High-dose vitamin D in multiple sclerosis

Background

Previous studies suggested that a deficiency of vitamin D is a risk factor for developing multiple sclerosis (MS) and is also associated with increased disease activity in patients with MS. However, there is uncertainty as to the therapeutic benefits of vitamin D. This study evaluated the efficacy of high-dose vitamin D therapy in reducing disease activity in patients with clinically isolated syndrome (CIS) that is typical for MS.

Methods

The D-Lay MS trial was a randomized, double-blind, placebo-controlled clinical trial involving adult patients (age, 18-55 years) with the following:

• CIS <90 days’ duration;
• Serum vitamin D levels <100 nmol/L;
• Diagnostic magnetic resonance imaging (MRI) 2010 criteria for dissemination in space or ≥2 lesions;
• Positive oligoclonal bands.

Patients received vitamin D₃ (cholecalciferol) 100,000 IU orally or matching placebo every 2 weeks for 24 months. The primary outcome was MS disease activity, which was defined as occurrence of a relapse, MRI activity (new and/or contrast-enhancing lesions), or both. These outcomes were analyzed separately as secondary outcomes.

Results

Of a total of 316 participants randomized, with a median (interquartile range) age of 34 (28-42) years and 70% female, the primary analysis included 303 (95.9%) patients who received ≥1 dose of the study drug and 288 (91.1%) patients who completed the 24-month trial.

Disease activity was observed in 60.3% of patients in the vitamin D group and 74.1% of patients in the placebo group (hazard ratio [HR], 0.66; 95% CI, 0.50-0.87; P = .004). The median time to disease activity was longer in the vitamin D group, with 432 versus 224 days (P = .003).

All 3 secondary MRI outcomes showed significant differences favoring the vitamin D group over the placebo group. All 10 secondary clinical outcomes showed no significant difference, including disease relapse, which occurred in 17.9% of patients in the vitamin D group and in 21.8% of those in the placebo group (HR, 0.69; 95% CI, 0.42-1.16; P =.16). The results were similar in a subgroup of 247 patients who met the updated 2017 diagnostic criteria for relapsing-remitting MS.

There were no serious adverse effects related to cholecalciferol.

Conclusions

The authors concluded that oral vitamin D₃ (cholecalciferol) at a dose of 100,000 IU received every 2 weeks significantly reduced disease activity in patients with CIS and early relapsing-remitting MS.

McMaster editors’ commentary

In middle-aged to elderly people vitamin D supplementation, typically at a dose of 800 IU daily, is widely used to maintain overall bone health and for the potential anticancer and immunity-enhancing benefits. It has few adverse effects, but excessive vitamin D intake, especially when combined with calcium supplementation, may lead to hypercalcemia, hypercalciuria, and nephrolithiasis.

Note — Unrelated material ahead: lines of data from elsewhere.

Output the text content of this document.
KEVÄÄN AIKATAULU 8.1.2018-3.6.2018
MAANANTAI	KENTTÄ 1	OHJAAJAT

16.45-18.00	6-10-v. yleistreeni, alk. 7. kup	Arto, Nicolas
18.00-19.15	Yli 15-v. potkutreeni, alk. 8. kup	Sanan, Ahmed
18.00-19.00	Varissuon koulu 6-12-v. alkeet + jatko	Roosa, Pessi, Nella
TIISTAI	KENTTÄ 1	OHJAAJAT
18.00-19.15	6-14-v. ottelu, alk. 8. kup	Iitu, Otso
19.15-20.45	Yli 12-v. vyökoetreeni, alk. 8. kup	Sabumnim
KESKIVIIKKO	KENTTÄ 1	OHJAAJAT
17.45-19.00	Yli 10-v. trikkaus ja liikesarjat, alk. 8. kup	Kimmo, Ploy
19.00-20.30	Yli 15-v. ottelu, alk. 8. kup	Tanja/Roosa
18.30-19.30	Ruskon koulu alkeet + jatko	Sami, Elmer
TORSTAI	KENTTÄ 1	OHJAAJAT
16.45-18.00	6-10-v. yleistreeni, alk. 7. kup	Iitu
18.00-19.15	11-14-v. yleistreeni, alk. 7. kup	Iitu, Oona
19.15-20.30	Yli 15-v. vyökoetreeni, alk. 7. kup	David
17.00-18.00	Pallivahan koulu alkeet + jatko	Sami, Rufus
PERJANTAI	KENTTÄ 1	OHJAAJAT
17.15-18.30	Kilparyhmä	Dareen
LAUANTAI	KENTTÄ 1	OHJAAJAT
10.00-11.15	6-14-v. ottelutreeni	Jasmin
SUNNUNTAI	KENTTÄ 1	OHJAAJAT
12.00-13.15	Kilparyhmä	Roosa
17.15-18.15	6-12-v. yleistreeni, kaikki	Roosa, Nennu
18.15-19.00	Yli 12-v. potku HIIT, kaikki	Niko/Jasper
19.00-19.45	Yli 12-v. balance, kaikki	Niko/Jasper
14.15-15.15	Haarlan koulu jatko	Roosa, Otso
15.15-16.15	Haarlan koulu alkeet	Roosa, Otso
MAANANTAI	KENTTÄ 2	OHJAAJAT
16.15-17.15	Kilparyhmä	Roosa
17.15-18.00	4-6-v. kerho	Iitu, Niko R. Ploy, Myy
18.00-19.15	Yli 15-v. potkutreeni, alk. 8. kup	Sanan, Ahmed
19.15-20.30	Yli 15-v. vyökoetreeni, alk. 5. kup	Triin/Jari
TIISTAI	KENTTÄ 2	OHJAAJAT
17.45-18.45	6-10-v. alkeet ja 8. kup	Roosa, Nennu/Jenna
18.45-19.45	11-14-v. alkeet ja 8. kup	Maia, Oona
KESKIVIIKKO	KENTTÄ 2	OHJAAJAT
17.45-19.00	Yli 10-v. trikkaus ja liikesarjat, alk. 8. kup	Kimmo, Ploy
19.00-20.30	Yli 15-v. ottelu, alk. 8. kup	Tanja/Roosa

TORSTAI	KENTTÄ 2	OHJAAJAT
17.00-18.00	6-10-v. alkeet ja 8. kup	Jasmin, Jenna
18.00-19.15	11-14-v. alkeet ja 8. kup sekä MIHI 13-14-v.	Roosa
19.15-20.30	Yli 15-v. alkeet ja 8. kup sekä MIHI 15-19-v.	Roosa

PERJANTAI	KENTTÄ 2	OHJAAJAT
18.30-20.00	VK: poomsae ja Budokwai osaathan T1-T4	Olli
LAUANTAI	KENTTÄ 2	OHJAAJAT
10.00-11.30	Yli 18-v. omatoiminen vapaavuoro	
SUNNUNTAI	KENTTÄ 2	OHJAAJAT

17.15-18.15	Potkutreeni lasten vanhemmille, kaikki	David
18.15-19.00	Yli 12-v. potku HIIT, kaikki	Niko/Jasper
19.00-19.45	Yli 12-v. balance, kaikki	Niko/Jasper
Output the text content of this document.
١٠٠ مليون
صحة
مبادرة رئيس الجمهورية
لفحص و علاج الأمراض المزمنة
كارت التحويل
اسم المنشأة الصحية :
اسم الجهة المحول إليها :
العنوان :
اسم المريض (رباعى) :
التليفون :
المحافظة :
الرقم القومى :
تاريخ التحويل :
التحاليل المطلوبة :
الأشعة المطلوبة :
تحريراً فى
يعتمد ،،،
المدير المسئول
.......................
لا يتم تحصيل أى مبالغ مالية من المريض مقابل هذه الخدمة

In patients with MS it is suggested that vitamin D therapy is administered to attain serum 25-hydroxyvitamin D (25[OH]D) levels of 100 to 200 nmol/L. Many patients might attain this target with higher daily doses of vitamin D, in the range of 2000 to 5000 IU/d.

Overall, the results of this trial support the use of vitamin D in patients with MS but uncertainty remains as to the optimal dosing regimen, including the timing of dosing, and whether adding pulsed dosing enhances benefits.